Ça donne des idées, ça donne envie, et surtout ça prouve que c’est possible. Je vais travailler sur tout ça pour pouvoir lever les bras le plus vite possible.

Quelle victoire vous ferait rêver ?
Ce serait sans hésiter une victoire sur le Tour de France. Ça fait rêver. Pour en avoir parlé avec Thomas Voeckler ou Pierre Rolland, c’est quelque chose qui nous apporte énormément d’émotions et de frissons.

Avez-vous déjà parlé du Tour avec vos dirigeants ?
Oui, j’en ai parlé. Pour l’instant il n’est pas prévu que je prenne le départ. Maintenant, la position n’est pas fermée car on peut envisager une première participation pour apprendre. Donc on va voir.
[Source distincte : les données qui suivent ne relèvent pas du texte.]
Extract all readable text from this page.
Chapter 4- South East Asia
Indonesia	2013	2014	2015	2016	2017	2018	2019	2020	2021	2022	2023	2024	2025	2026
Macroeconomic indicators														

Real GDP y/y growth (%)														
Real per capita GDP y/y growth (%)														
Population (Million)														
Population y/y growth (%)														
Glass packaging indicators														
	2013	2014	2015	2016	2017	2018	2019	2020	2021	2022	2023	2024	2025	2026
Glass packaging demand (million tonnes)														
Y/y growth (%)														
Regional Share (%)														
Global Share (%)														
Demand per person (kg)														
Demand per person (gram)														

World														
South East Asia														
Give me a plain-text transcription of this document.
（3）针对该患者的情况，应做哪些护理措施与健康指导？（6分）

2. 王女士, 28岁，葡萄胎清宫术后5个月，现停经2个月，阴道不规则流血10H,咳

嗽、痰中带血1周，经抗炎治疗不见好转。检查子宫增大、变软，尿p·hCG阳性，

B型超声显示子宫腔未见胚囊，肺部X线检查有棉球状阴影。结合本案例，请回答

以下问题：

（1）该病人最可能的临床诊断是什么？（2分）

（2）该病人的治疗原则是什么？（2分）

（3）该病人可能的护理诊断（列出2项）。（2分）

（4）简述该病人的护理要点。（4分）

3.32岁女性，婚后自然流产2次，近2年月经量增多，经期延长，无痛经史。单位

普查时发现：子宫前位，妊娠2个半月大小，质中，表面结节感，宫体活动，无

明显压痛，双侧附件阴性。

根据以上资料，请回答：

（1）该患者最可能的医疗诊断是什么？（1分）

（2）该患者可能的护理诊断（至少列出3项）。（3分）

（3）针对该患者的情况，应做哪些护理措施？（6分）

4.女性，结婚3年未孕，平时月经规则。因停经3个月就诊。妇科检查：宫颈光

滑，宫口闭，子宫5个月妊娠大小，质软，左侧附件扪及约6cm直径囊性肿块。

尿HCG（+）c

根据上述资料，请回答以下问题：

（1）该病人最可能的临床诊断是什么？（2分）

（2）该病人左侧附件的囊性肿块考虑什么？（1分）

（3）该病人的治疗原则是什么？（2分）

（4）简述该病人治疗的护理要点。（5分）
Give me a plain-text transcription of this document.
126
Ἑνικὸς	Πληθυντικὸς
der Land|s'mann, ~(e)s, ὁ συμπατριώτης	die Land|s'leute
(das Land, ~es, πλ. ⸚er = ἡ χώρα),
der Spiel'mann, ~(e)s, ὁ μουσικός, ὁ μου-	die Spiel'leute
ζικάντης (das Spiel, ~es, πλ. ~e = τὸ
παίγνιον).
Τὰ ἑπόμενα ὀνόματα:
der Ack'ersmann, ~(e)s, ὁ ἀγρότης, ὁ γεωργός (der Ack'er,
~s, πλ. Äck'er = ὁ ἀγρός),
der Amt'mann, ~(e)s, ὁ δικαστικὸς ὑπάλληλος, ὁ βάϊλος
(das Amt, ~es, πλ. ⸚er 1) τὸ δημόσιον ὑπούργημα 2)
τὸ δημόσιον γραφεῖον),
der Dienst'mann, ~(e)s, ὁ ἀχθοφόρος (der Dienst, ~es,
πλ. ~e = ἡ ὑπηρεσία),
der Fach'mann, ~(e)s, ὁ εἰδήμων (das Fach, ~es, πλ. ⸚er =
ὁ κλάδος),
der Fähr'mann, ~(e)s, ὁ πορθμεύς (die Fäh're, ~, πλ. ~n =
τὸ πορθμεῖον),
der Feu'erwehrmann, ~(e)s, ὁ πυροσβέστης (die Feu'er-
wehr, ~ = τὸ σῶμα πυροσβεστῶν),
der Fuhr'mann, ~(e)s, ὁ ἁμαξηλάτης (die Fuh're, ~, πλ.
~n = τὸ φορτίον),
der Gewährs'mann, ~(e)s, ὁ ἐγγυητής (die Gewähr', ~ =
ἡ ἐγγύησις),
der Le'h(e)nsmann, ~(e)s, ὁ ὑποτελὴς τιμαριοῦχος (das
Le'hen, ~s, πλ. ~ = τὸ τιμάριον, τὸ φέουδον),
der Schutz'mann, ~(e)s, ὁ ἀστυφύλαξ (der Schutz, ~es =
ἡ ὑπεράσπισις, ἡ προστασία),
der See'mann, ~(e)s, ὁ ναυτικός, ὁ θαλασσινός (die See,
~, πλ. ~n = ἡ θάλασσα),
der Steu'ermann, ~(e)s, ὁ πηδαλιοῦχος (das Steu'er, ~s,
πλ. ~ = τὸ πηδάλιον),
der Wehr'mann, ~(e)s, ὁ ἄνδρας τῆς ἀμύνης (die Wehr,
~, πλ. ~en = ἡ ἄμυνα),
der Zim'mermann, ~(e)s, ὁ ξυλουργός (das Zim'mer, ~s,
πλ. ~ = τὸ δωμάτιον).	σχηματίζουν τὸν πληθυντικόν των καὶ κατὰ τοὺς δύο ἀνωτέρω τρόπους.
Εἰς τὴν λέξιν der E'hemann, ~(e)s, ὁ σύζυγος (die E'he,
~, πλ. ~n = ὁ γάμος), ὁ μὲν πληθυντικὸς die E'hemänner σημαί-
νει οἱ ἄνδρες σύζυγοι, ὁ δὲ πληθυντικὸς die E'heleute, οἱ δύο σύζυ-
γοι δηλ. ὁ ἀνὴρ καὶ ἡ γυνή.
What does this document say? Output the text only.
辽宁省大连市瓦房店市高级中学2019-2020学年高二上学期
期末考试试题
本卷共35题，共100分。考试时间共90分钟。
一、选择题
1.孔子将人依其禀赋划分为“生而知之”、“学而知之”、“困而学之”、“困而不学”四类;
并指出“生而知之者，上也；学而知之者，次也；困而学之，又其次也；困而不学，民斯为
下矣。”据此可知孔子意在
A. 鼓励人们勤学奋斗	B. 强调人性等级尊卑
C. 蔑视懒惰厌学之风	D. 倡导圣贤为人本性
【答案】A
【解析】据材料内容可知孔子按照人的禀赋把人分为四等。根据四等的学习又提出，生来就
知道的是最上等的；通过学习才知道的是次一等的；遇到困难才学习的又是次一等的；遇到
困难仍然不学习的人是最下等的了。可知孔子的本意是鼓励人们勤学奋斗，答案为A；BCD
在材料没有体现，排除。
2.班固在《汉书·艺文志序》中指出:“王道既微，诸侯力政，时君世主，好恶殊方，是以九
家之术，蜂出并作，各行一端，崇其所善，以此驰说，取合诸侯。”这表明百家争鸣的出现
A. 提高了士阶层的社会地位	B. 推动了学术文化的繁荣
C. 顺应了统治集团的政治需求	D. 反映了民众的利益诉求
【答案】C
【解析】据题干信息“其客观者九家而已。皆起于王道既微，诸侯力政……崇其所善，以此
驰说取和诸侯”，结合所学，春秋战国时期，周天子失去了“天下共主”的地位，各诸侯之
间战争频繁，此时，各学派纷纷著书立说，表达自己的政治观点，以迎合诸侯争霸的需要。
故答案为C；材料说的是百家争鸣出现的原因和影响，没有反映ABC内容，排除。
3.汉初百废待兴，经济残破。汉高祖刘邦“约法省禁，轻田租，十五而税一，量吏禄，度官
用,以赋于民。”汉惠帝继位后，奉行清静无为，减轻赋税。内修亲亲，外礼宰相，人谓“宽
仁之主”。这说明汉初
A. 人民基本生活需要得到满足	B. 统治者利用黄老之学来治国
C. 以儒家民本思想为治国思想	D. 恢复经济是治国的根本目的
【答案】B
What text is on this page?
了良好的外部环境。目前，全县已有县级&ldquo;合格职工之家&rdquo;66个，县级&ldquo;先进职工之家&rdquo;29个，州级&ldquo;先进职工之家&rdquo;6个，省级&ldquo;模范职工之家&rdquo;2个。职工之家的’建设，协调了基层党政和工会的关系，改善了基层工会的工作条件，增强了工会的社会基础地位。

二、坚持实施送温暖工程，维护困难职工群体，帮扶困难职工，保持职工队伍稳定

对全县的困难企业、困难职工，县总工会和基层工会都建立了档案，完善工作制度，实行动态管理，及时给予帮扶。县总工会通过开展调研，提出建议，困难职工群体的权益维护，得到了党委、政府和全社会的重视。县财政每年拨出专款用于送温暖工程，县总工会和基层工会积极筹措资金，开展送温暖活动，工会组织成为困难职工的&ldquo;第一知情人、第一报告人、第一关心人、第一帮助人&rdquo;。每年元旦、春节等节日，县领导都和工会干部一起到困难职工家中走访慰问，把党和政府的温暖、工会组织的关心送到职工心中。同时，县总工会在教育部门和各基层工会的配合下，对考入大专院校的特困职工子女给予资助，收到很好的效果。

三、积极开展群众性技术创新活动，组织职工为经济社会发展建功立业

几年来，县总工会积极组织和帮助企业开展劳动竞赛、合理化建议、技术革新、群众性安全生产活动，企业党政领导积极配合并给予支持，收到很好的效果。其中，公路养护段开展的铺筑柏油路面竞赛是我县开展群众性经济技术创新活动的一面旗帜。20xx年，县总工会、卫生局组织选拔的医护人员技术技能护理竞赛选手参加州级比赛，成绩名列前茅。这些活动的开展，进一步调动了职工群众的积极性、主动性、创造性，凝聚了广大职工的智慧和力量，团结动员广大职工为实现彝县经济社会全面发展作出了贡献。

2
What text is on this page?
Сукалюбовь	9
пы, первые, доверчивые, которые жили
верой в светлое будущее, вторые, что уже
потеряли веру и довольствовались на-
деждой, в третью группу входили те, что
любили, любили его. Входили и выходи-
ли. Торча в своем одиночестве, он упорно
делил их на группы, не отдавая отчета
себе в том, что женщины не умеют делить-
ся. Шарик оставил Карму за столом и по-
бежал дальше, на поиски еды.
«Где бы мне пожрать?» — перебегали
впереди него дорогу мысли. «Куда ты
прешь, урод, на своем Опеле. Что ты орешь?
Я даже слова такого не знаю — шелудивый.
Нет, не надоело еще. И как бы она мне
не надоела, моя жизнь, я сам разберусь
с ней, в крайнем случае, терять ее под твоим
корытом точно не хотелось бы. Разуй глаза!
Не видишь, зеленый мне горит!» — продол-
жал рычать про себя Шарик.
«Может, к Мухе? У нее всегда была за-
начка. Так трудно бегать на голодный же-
Je ne sais pas du tout quel niveau j’aurai parce qu’avant, entre la piste et la route, je fonctionnais plutôt en termes de demi-saisons. J’arrive un peu dans l’inconnue. On va voir comment je prends mes marques, comment j’encaisse les courses par étapes. Mais si tout se passe bien, j’ai envie de dire pourquoi pas.

Propos recueillis par Marion Gachies à Montigny-le-Bretonneux le 11 janvier 2013.